The soaring golden structure continued to leer down at him, silently, mockingly. At last, with a shiver, Hanson turned his back on the thing and trudged into the center of the camp, to reserve himself a place on the ground before the newly built fire and wait for food to be cooked and served.

* * *

That night, Hanson dreamed of his wife, Becky, carried away in the White Winter all those unhappy years ago. She was young and beautiful, with the dewy blush of youth on her skin, the way she had looked when he first met her and seen in her everything he’d ever wanted or dreamed of. After she died, he’d locked away all memories of her in the deepest recesses of his mind, but they leaked out from time to time still. Looking at her, he began to weep for all they had once had and all he had lost forever. “Hanson,” she said. “This can’t go on. You’ve got to fight back.”

“I know, Becky, I know, but… I can’t. I just can’t.”

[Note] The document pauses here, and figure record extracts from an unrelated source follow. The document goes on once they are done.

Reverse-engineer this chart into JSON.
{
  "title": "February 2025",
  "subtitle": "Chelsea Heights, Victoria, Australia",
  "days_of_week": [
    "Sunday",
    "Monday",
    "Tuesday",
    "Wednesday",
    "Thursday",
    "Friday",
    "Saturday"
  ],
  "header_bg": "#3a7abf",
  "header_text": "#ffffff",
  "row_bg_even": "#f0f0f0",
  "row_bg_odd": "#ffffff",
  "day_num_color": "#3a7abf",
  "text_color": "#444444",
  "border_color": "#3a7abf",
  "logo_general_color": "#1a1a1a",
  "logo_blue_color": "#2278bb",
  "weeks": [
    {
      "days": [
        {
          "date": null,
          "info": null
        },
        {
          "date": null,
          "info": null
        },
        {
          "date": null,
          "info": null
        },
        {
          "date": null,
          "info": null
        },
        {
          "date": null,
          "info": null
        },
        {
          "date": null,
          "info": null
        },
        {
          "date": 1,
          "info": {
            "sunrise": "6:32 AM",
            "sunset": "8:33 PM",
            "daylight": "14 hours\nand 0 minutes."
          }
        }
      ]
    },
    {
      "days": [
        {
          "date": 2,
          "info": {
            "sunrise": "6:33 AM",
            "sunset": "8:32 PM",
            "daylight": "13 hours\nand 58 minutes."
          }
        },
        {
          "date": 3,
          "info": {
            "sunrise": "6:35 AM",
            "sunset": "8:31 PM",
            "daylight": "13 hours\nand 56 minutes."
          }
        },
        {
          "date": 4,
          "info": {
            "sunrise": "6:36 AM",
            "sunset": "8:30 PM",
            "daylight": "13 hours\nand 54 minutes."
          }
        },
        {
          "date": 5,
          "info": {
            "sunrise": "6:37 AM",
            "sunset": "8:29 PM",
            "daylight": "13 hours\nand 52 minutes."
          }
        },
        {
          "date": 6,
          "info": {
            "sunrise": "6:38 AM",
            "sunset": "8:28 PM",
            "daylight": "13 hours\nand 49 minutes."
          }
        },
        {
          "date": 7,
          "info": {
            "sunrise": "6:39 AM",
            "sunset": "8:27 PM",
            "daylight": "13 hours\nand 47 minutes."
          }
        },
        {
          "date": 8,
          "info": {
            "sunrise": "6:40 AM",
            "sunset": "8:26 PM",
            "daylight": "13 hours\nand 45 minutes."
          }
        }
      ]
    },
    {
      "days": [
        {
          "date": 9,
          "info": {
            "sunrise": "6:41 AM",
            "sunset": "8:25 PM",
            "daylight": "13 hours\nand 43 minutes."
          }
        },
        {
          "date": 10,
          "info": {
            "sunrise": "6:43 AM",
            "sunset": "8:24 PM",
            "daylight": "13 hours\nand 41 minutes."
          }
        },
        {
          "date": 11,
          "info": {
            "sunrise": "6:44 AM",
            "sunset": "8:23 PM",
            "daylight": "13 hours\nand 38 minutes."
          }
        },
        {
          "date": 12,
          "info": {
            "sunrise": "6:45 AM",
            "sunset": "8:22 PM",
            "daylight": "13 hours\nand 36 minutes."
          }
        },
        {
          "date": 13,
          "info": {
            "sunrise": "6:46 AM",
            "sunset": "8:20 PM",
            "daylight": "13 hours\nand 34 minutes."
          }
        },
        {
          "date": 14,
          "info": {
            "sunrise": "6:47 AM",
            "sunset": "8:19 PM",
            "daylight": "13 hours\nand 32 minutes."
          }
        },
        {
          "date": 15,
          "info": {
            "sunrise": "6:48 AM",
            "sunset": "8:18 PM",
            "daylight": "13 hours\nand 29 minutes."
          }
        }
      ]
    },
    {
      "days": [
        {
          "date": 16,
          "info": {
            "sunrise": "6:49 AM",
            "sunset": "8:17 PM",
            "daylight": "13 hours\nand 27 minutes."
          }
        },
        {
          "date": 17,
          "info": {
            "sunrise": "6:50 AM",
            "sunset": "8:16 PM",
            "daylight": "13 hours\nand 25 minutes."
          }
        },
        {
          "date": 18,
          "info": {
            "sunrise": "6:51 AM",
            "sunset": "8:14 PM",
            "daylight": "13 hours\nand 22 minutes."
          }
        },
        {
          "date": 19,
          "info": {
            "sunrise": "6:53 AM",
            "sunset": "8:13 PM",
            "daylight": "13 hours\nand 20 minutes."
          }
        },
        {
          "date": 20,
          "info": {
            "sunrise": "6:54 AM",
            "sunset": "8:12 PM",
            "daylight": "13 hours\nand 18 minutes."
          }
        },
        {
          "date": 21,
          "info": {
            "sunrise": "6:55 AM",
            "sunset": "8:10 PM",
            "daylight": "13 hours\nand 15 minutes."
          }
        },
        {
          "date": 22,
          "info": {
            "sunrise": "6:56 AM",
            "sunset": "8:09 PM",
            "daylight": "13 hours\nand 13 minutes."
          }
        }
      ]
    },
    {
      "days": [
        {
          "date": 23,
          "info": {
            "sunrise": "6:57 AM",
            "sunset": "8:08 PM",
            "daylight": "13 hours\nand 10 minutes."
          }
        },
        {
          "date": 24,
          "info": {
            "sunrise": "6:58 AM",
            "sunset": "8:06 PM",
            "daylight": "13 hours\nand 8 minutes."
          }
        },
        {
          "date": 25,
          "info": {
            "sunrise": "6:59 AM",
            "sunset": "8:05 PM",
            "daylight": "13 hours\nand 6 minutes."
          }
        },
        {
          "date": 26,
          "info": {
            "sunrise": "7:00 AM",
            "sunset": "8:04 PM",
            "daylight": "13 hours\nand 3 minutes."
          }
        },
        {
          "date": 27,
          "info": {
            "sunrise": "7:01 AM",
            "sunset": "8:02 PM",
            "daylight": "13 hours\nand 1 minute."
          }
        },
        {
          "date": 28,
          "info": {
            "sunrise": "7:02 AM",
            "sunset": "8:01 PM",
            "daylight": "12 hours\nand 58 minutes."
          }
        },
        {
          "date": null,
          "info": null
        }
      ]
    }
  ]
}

“You’ll be judged in the Cathedral. If you love me, you’ll—”

But abruptly, he found himself in the military cemetery, searching among the graves for the body of his dead wife, unwrapping the canvas from corpse after corpse and searching the faces for her features. One canvas wrapping moved slightly as he approached and, suddenly filled with the certainty that she was after all still alive, he ripped open the cloth. Rats swarmed out, black and diseased, and when he flinched away in disgust, the corpse beneath them opened its eyes and was his old friend Boone, whose lipless mouth grinned madly and said, “Now it’s your turn to die. Ha! See how you like it!”

* * *

Nobody talked about it in morning, but from the sour expressions on their faces, Hanson was sure that he wasn’t the only one who’d suffered nightmares. After a cold breakfast, they broke camp and resumed their cautious march into the City. They hadn’t gone more than a mile when Hanson realized that Sergeant Barker had matched strides with him and they were walking abreast. Quietly, without looking his way, Barker said, “Stop baiting Delgardo.”

“Eh?” Hanson did not look at Barker either but continued walking along, scanning the City ahead, looking for trouble.

“Standing up to his kind don’t get y’nothing but trouble. He’s the commander. He’s got the law on his side, he’s got guns on his side, he’s got me on his side. You got nothing, an’ a man with nothing had best keep his head down. Hear what I’m saying?”